Reel Society

Reviews for the latest movies in theaters and on DVD.



Review by Patrick Hodges

If there is one genre that met with overwhelming success in the last few years, it’s the “superhero” genre.  One need only look at the box-office takes of the Batman and Spider-Man franchises to realize that there’s big money to be had in the pages of today’s popular comic books and graphic novels.  Heck, if even minor characters like Daredevil and Ghost Rider can crack $100 million, the sky’s the limit, isn’t it?

But though most comic-book superhero films have had their origins on the pages of a comic book, it was almost inevitable that films would come along that didn’t begin as pictures on a page.  Last summer’s Hancock scored huge success on the back of its mega-star, Will Smith, and now, here comes Push, a film that fits into the genre, though with none of the hype or hoopla.

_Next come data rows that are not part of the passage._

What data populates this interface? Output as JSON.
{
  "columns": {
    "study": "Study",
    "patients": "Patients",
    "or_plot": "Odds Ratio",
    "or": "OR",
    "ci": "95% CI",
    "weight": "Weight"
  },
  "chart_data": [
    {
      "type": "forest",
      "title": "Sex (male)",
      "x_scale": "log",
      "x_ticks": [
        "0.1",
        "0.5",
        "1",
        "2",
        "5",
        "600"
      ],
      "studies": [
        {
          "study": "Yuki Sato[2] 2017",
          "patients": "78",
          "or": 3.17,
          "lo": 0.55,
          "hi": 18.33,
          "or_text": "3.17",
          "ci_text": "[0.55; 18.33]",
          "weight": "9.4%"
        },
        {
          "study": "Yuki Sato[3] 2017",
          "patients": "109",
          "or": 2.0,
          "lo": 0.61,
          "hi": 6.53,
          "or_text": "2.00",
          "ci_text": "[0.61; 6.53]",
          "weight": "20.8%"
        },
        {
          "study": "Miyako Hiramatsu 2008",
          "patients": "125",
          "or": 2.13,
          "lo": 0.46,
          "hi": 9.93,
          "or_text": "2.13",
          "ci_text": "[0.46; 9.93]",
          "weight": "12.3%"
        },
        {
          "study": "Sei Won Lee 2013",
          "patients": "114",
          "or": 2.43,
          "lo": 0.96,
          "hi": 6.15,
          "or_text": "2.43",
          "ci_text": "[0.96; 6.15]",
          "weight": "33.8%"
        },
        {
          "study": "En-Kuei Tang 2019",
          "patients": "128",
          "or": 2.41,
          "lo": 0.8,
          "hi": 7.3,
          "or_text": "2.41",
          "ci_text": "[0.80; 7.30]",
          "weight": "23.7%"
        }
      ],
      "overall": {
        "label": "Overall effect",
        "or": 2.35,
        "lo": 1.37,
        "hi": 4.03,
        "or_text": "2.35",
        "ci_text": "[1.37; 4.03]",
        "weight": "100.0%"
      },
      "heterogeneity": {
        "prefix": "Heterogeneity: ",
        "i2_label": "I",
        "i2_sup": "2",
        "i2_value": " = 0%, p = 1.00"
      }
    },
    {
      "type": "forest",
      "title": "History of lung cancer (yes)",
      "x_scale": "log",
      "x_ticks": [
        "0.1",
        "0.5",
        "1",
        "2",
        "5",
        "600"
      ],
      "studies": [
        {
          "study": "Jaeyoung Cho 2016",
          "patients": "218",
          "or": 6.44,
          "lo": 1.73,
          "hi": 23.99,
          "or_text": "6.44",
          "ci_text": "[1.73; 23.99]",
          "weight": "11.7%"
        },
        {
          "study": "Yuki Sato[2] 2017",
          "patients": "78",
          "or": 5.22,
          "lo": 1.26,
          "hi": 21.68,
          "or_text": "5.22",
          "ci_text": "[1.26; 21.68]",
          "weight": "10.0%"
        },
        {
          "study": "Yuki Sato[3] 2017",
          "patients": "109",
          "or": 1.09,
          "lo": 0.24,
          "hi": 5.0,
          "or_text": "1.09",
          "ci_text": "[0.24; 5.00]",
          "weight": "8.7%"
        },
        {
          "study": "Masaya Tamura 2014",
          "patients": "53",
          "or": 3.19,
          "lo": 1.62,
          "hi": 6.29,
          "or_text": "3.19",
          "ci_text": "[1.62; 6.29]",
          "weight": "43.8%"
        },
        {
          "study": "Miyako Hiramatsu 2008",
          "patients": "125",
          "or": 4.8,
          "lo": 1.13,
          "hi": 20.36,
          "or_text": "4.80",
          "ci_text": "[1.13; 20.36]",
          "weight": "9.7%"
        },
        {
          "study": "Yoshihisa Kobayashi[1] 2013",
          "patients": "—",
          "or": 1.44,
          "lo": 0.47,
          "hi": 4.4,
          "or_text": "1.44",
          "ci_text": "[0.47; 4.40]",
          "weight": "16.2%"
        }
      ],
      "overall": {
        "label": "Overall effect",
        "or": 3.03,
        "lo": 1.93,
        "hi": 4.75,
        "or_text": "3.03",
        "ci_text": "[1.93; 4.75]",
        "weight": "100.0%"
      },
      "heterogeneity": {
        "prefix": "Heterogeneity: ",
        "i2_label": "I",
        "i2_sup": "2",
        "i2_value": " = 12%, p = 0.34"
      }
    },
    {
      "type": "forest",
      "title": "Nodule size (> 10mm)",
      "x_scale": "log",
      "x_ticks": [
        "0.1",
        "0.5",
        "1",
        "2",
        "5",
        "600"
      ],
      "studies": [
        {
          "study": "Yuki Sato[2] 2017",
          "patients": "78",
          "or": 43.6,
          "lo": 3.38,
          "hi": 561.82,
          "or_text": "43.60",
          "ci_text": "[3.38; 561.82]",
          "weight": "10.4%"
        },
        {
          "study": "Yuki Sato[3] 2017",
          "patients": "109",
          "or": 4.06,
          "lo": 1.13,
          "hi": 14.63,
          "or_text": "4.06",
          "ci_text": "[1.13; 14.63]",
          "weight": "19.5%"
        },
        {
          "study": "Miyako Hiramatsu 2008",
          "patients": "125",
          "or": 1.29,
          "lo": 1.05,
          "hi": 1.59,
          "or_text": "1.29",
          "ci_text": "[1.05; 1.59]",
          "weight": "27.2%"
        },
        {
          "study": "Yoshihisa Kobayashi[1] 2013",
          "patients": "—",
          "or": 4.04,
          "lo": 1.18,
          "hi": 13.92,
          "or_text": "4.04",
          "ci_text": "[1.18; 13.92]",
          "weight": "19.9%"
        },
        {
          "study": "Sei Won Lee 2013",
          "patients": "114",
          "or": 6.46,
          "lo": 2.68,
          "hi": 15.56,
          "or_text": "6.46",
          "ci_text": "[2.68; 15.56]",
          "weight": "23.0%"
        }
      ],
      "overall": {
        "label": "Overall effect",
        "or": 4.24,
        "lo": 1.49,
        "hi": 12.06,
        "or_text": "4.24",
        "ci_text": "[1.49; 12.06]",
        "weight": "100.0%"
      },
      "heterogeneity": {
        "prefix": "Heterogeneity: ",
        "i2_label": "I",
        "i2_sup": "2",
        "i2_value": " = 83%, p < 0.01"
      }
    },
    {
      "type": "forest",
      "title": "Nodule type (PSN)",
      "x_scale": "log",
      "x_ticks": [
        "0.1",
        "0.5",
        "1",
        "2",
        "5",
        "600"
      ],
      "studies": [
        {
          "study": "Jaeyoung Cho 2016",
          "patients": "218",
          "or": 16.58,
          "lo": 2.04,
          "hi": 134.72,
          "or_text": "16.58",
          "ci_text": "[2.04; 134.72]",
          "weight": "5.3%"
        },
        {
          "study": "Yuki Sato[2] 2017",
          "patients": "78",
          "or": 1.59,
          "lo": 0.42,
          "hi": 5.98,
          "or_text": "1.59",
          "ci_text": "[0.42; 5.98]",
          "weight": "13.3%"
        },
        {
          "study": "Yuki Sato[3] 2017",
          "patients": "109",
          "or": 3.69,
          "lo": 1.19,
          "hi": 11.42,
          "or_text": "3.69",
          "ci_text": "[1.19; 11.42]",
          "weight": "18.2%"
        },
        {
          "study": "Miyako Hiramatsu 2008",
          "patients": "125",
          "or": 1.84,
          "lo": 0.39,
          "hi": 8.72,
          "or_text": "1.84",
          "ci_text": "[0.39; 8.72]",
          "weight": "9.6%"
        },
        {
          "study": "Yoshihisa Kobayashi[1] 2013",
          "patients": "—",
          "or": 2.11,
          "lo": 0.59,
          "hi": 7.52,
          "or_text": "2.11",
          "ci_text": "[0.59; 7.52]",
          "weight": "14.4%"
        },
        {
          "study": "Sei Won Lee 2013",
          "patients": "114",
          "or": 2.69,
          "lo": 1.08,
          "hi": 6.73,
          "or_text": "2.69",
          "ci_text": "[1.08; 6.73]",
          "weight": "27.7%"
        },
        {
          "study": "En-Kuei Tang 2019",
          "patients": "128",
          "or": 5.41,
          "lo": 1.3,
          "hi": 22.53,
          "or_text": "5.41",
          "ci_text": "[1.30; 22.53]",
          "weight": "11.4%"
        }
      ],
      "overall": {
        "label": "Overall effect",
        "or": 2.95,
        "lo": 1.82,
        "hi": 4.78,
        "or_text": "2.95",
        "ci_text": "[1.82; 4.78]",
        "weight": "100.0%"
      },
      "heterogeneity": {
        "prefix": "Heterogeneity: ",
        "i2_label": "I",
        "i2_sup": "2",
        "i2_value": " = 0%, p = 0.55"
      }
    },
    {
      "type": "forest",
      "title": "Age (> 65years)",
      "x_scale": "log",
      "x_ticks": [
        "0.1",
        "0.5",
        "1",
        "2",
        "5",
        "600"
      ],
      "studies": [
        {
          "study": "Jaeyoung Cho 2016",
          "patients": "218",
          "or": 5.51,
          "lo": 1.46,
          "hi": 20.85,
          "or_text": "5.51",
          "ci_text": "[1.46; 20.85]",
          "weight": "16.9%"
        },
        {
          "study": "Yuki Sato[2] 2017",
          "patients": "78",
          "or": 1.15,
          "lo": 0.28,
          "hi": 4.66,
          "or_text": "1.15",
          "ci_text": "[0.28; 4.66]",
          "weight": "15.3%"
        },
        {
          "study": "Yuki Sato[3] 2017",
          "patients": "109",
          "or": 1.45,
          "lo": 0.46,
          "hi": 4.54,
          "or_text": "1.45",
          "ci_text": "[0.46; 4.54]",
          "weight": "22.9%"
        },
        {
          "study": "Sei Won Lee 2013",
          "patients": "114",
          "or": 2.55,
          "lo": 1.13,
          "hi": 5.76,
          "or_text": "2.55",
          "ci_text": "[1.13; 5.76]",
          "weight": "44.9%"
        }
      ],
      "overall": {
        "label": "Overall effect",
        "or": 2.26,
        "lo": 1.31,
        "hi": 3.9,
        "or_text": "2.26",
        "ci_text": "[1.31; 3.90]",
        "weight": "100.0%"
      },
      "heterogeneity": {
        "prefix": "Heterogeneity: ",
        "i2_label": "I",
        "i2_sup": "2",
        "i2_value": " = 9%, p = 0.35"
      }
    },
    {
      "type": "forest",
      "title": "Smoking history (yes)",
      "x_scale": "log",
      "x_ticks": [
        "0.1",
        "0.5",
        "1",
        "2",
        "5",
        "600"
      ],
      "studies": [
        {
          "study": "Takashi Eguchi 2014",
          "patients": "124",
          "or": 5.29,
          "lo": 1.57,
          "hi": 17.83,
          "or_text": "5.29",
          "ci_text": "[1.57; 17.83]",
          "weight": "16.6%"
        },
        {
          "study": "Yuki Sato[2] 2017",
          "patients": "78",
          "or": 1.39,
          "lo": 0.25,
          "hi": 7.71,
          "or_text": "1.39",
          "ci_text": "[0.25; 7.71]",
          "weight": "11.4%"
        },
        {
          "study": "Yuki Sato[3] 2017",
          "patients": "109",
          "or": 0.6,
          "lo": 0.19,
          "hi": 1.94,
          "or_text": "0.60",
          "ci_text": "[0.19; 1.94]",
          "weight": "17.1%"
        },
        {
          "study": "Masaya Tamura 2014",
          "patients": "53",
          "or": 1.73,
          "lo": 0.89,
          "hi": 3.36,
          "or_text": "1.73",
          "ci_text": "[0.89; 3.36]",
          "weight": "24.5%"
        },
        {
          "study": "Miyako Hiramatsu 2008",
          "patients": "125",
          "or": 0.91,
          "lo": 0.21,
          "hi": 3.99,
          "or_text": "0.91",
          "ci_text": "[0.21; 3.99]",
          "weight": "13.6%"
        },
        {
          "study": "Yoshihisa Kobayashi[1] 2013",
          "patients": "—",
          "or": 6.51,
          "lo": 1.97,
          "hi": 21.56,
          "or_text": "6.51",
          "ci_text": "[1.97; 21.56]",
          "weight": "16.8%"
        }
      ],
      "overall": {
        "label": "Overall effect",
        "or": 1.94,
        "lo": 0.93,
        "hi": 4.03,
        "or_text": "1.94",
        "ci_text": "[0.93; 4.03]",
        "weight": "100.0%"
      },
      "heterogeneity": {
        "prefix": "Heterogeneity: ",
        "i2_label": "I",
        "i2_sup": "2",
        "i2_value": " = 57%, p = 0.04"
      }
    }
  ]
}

If you are an ardent fan of, or have at least watched, the TV hit show Heroes, you’ll have no trouble believing the premise:  a world where “special” people, people with extraordinary abilities, are commonplace.  They don’t wear costumes, they don’t fight crime, and they, too are on the run from a secret government agency known as “Division”, which seeks to harness their abilities for their own nefarious purposes.

The protagonist of this film is Nick Gant (Fantastic Four’s Chris Evans), who is a “mover” (telekinetic), who is hiding out in Hong Kong ten years after his father was murdered by agents of Division, led by Agent Carver (Djimon Hounsou).  There he is approached by Cassie (Dakota Fanning), who is a “watcher” (clairvoyant), who says that he has to find Kira (10,000 B.C.’s Camilla Belle), a girl with whom Nick has had a previous relationship and who happens to be the only person to escape Division’s clutches.

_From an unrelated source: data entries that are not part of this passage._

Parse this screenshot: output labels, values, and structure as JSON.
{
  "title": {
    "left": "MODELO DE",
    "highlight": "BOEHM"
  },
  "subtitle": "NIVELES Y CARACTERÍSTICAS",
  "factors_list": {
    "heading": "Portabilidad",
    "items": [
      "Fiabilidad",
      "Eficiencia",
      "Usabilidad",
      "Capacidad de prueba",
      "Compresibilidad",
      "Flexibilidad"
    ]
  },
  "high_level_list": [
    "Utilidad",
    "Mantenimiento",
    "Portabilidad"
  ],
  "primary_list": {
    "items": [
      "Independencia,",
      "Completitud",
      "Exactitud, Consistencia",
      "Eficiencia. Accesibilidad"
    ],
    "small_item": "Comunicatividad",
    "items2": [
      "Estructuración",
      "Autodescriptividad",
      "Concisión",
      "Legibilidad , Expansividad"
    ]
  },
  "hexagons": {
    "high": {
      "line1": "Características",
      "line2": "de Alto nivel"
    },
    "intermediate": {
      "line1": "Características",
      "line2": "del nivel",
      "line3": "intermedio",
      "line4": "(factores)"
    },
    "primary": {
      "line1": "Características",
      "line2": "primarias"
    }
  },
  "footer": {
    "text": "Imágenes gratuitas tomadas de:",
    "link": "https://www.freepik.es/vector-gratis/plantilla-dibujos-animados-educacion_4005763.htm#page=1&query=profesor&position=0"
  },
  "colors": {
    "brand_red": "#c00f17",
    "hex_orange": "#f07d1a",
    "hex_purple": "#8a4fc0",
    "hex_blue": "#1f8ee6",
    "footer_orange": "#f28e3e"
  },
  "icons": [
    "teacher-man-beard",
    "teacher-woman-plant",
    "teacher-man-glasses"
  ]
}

Kira’s power, as it turns out, is the ability to “push” (manipulate people’s thoughts), and she is at the top of Division’s list of priorities.  The thing is, how can you fight an agency who has “special” people helping them, who are more powerful than you?  How can you outwit them when they can predict your every move?

From the trailer, you might think that this is a balls-out action movie, but the storyline is actually quite complex (so complex, in fact, that it’s often difficult to discern truth from fabrication), but there is plenty of gun-action to be had here.  One wonders, however, what this film might have been with an unlimited budget and resources.  But then again, perhaps for this to work as a gritty, street-level superhero film, a small budget is what Push needed to be convincing.

I really enjoyed this film.  Though it was perhaps fifteen minutes too long and relied too heavily on flashbacks, I would recommend it to anyone who is a fan of the genre.  It may not be the coolest superhero flick you ever see, but at least it’s entertaining.